Pendant ces quatre années, nous n’avions pas seulement le nez fourré dans nos études. En janvier avait lieu le Bal dans les salons dorés de la Sorbonne prêtés pour l’occasion. Il était organisé par l’Amicale avec l’aide des élèves qui préparaient la salle, tenaient le vestiaire, la caisse, le bar… Au printemps, c’était la sauterie de l’Association sportive, dans l’un des réfectoires de Pozzo libéré de ses tables, et dans une ambiance plus décontractée. Il y avait des réunions syndicales où nous discutions ferme, parfois fort animées, avec Guy Cheymol (55 L SC, que l’on surnommait Cheymollet parce qu’il était socialiste, comme Guy Mollet ministre ou Président du Conseil), Michel Appel-Muller (54 L SC, plus tard l’un des piliers du quotidien L’Humanité), Joseph Pinard (55 L SC, qui deviendra plus tard député du Doubs, et quittera l’Amicale parce qu’elle n’avait pas, selon lui, suffisamment défendu les Écoles normales primaires), des séances de gymnastique sous la houlette de Germain Boutillier, le “ Bouts ” du rugby qui devait opérer encore longtemps, avec les clous d’or forgés par Ollivry, du ciné-club, des séances de télévision dans la salle du CAV. Bien que la télé n’ait eu qu’une seule chaîne en noir et blanc, nous y étions nombreux, l’ambiance était conviviale ; certains fidèles se manifestaient bruyamment, ainsi Maurice Vintillas (54 S SC)… Nous allions parfois au théâtre à Paris, ou écouter Brassens… Nous avons participé à d’autres luttes, en particulier au sein du Comité pour la paix en Algérie, nous avons applaudi Kroutchev qui passait devant l’École avant que son cortège ne s’engage dans le tunnel de l’autoroute …

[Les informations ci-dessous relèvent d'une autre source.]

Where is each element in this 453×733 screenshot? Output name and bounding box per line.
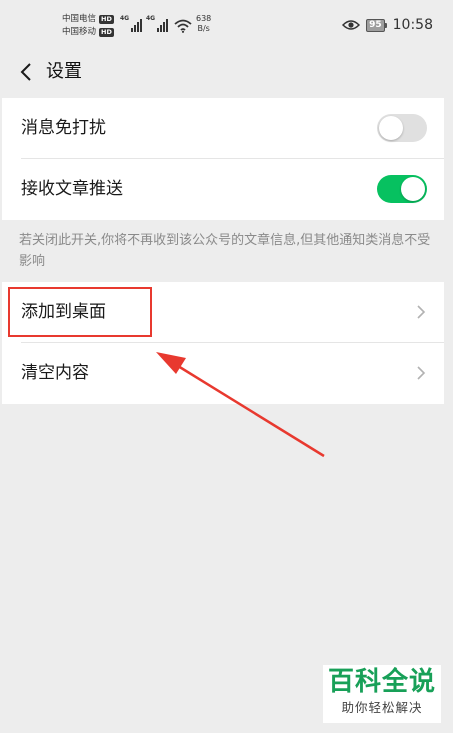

J’ai été nommé à Reims, au tout nouveau lycée Clemenceau, dont le proviseur était M. Hausslein. C’est bien plus tard qu’en adhérant à l’Amicale, une Fontenaysienne prénommée Suzanne (18 S FT), s’est révélé être son épouse.

Pendant les années qui ont suivi, étant en région parisienne, je retournais souvent à l’École, pour donner le bonjour et discuter avec les uns et les autres. Cette École m’avait tout donné et permis de réaliser mon improbable rêve d’enfant. Comme je n’avais manqué aucune assemblée générale de l’Amicale, on m’avait “ repéré ”, et un jour Jacques Boutigny m’a demandé de lui succéder au conseil d’administration. Puis je fus nommé trésorier en 1982, année de la fête du Centenaire de nos ÉNS de Fontenay et de Saint-Cloud. J’ai accepté, par gratitude envers l’Institution et envers tous ces anciens qui l’ont faite et accompagnée. Un prolongement de ces quatre années exceptionnelles. Je ne pensais pas assurer aussi longtemps cette fonction. La suite, beaucoup la connaissent…
Merci à tous mes maîtres et à l’École de la République. Merci à mes parents qui, malgré un niveau de vie très modeste, ont permis que se réalise mon rêve d ‘enfant.

Lucien SELLIER (56 S SC)


Ce témoignage a été publié initialement dans le Bulletin de l’Association des élèves et anciens élèves des ENS de Lyon, Fontenay, Saint-Cloud, n°1 (2012) p. 11-16.